Small changes in the way kids sit and breathe can make a big difference in their ability to stay focused and to learn.
School curriculums were created by people who have maybe forgotten how it was to be kids, and include expectations that cannot be fulfilled even by most adults – can you sit for 5 or more hours a day and listen to a lecture without moving and fidgeting?
A couple of stretches and a few deep breaths with kids yoga every few minutes can help greatly in keeping the kids’ attention throughout a class.
How Yoga Can Help Both Teachers And Kids
It’s important to remember that kids learn through example and that having stressed out teachers can also create stressed children.
Sometimes the best way to learn is to teach…so maybe if we could give school teachers some yoga tools to incorporate in their classroom teaching throughout the day, we will also have better role models for the kids to look up to and imitate. And of course, you can also offer weekly adult yoga classes for the schoolteachers.

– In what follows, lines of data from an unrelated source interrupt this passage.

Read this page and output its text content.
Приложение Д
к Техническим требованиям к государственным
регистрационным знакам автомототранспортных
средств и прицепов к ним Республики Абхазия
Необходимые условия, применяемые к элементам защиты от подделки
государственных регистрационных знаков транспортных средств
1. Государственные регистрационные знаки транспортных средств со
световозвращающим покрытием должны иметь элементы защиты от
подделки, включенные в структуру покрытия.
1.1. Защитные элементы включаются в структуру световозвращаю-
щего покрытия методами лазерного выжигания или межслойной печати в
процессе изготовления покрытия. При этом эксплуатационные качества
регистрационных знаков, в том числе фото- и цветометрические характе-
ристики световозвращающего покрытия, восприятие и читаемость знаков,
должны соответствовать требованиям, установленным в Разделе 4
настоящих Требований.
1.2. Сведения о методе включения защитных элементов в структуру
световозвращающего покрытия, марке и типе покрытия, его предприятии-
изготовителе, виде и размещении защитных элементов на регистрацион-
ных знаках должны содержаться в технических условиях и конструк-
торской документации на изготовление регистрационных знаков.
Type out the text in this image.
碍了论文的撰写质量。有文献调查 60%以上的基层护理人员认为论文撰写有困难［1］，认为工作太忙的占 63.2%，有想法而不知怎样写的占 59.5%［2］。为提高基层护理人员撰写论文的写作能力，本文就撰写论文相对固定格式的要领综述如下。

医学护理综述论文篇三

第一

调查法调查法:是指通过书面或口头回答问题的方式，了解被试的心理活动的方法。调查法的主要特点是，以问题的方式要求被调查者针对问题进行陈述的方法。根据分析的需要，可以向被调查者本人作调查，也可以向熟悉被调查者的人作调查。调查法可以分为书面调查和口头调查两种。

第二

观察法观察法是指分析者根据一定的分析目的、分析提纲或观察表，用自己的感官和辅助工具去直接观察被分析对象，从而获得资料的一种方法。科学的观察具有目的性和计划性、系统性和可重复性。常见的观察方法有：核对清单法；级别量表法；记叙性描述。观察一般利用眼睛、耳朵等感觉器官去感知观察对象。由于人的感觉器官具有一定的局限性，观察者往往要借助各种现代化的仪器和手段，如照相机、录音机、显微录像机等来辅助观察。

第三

Yoga also provides a way to learn through movement and breathing and imagination. Kids are not all the same, and although many of them are auditorial learners and do well at school, many of them learn better through moving creating and visualizing.
A lot of the tools we learn in yoga can be adapted and applied to fit classroom settings where we cannot move the tables and chairs and put down our yoga mats on the floor. Even while sitting on a chair, we can still:
  1. Stretch and do yoga poses
  2. Breathe
  3. Use guided imagery and relax
  4. Meditate
  5. Positively interact with our neighbors
Some schools do not have the space or the budget to have weekly yoga classes, and even in places that do have regular yoga sessions, the benefits of yoga can penetrate much more deeply and be greatly enhanced if they become a part of the students’ daily routine in the classroom.
There are not many spaces in life now, where kids get a chance to relax, to look inward, and explore what they’re feeling and who they really are.